Refer to the confusion matrix shown below:
The algorithm has given the probability of each customer being profitable. The first step is to sort the customers by the probability in decreasing order. i.e. highest probability will be first and the lowest probability will be at the end.
After sorting the probabilities the next step is to create equal size decile groups. For e.g. If we create 5 decile groups then in each group there will be 20% of customers. Further first decile group will have the customers where the predicted probability will be highest and so on. The summary of the created decile group created on the dataset is represented below:
From our historical data, we further know that the positive response rate of 5%. Our advertising campaign dataset has 10,000 customers out of which 500 customers have responded.
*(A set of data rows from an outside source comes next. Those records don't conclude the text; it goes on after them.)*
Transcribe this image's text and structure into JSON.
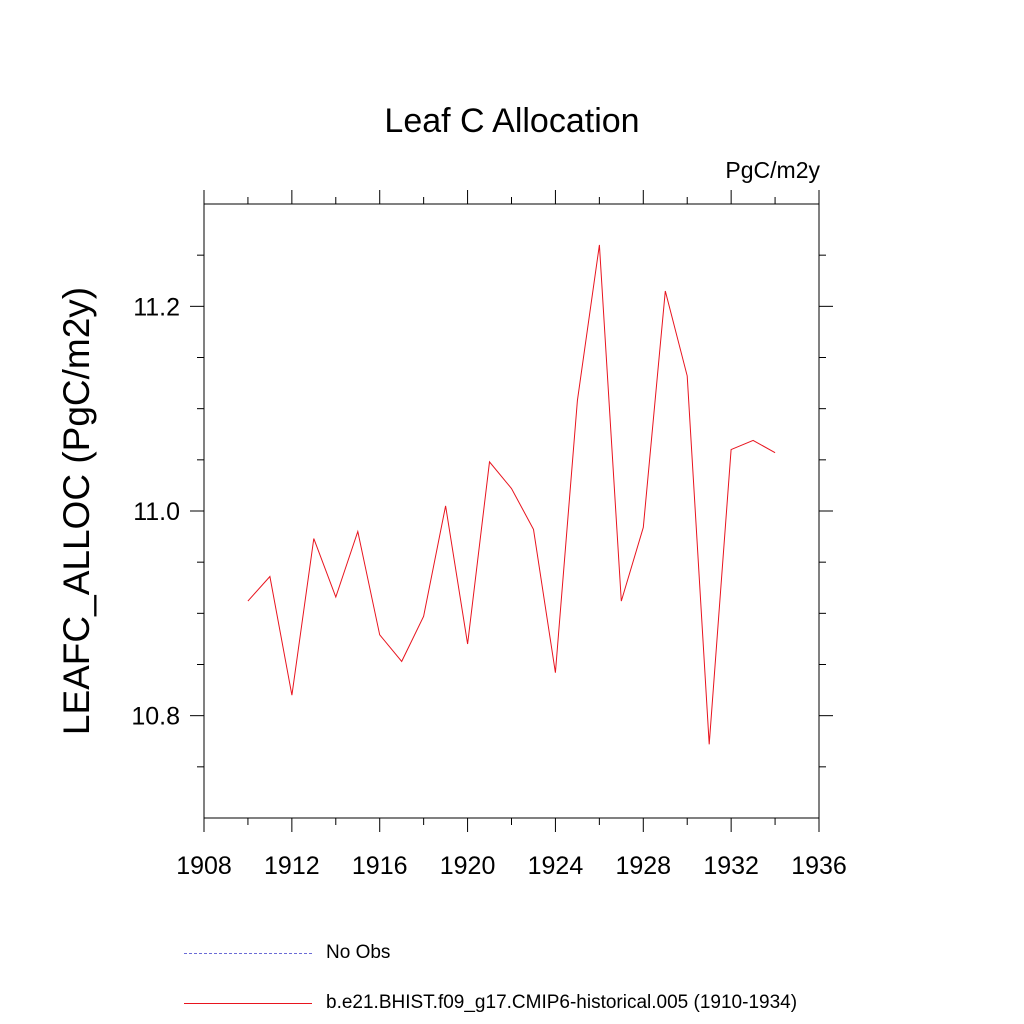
{
  "chart_data": {
    "type": "line",
    "title": "Leaf C Allocation",
    "units": "PgC/m2y",
    "ylabel": "LEAFC_ALLOC  (PgC/m2y)",
    "xlabel": "",
    "xlim": [
      1908,
      1936
    ],
    "ylim": [
      10.7,
      11.3
    ],
    "x_ticks": [
      1908,
      1912,
      1916,
      1920,
      1924,
      1928,
      1932,
      1936
    ],
    "x_minor_step": 2,
    "y_ticks": [
      "10.8",
      "11.0",
      "11.2"
    ],
    "y_minor_step": 0.05,
    "series": [
      {
        "name": "b.e21.BHIST.f09_g17.CMIP6-historical.005 (1910-1934)",
        "color": "#e8141e",
        "style": "solid",
        "x": [
          1910,
          1911,
          1912,
          1913,
          1914,
          1915,
          1916,
          1917,
          1918,
          1919,
          1920,
          1921,
          1922,
          1923,
          1924,
          1925,
          1926,
          1927,
          1928,
          1929,
          1930,
          1931,
          1932,
          1933,
          1934
        ],
        "values": [
          10.912,
          10.936,
          10.82,
          10.973,
          10.916,
          10.98,
          10.879,
          10.853,
          10.897,
          11.005,
          10.87,
          11.048,
          11.022,
          10.982,
          10.842,
          11.108,
          11.26,
          10.912,
          10.984,
          11.215,
          11.132,
          10.772,
          11.06,
          11.069,
          11.057
        ]
      }
    ],
    "legend": [
      {
        "label": "No Obs",
        "color": "#6b6bd6",
        "style": "dashed"
      },
      {
        "label": "b.e21.BHIST.f09_g17.CMIP6-historical.005 (1910-1934)",
        "color": "#e8141e",
        "style": "solid"
      }
    ]
  }
}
Suppose we target 2,000 customers therefore assuming a 5% success rate as per historical data, we will expect to see 100 customers responding.
But if we look at the response rate based on the first decile group the positive response rate (of 20%) is approx. 15% higher than the rate that we can expect to see. We can further see in the graph shown below that the response rate from the first three decile groups is higher than the average response rate.
Cumulative Gains
From the decile groups, we can easily calculate the cumulative gains. We can calculate the cumulative gain by taking the responders in a decile group and dividing it by the total number of responders as shown in the table below.
For example, In our advertising campaign dataset, 419 responders are there in the first decile group, and in total there are 500 responders, therefore cumulative gain from the first decile group will be 419/500 = 83.8%, and so on. In this way, we can have a cumulative gain curve as shown in the diagram below:
The dashed lines represent no gain which represents the results that we will achieve by contacting customers at random. The closer the cumulative gains line is to the top-left corner of the chart, the greater the gain; the higher the proportion of the responders that are reached for the lower proportion of customers contacted.
We can use the cumulative gain graph to select the customers and expect to achieve a higher probability of success based on a given marketing budget. The point that we decide from the graph which satisfies the marketing budget and gives better gains is called the tipping point.
With this, we have our first curve of cumulative gain created which can be used to decide the customer base and maximize profitability. Next, let's move forward and define the lift curve.
Lift Curve
To complete the analysis, we will be calculating the lift of the trained machine learning model on the advertising campaign dataset. The lift is simply the ratio of the percentage of responders reached to the percentage of customers contacted. Refer to the table shown below:
Therefore, the lift of 1 will means that there is no gain as compared to contacting customers at random. Our focus is to have a lift greater than 1 and the higher the better. If we see our first decile group we are getting the lift of 4.19, which means that we will be reaching 4.19 times more number of the responders as compared to reaching them at random and so on. The figure shown below displays the lift curve of the above-created deciles.
Summary
The Cumulative response curve is helpful and gives intuitive results for the problem statement that we have defined of targeting customers to maximize the gains. In a similar way, the Cumulative response curve can be used for other related problems as well. A few examples include deciding on the retention scheme to avoid churns, deciding on the credit card offer and reducing payment defaults, etc.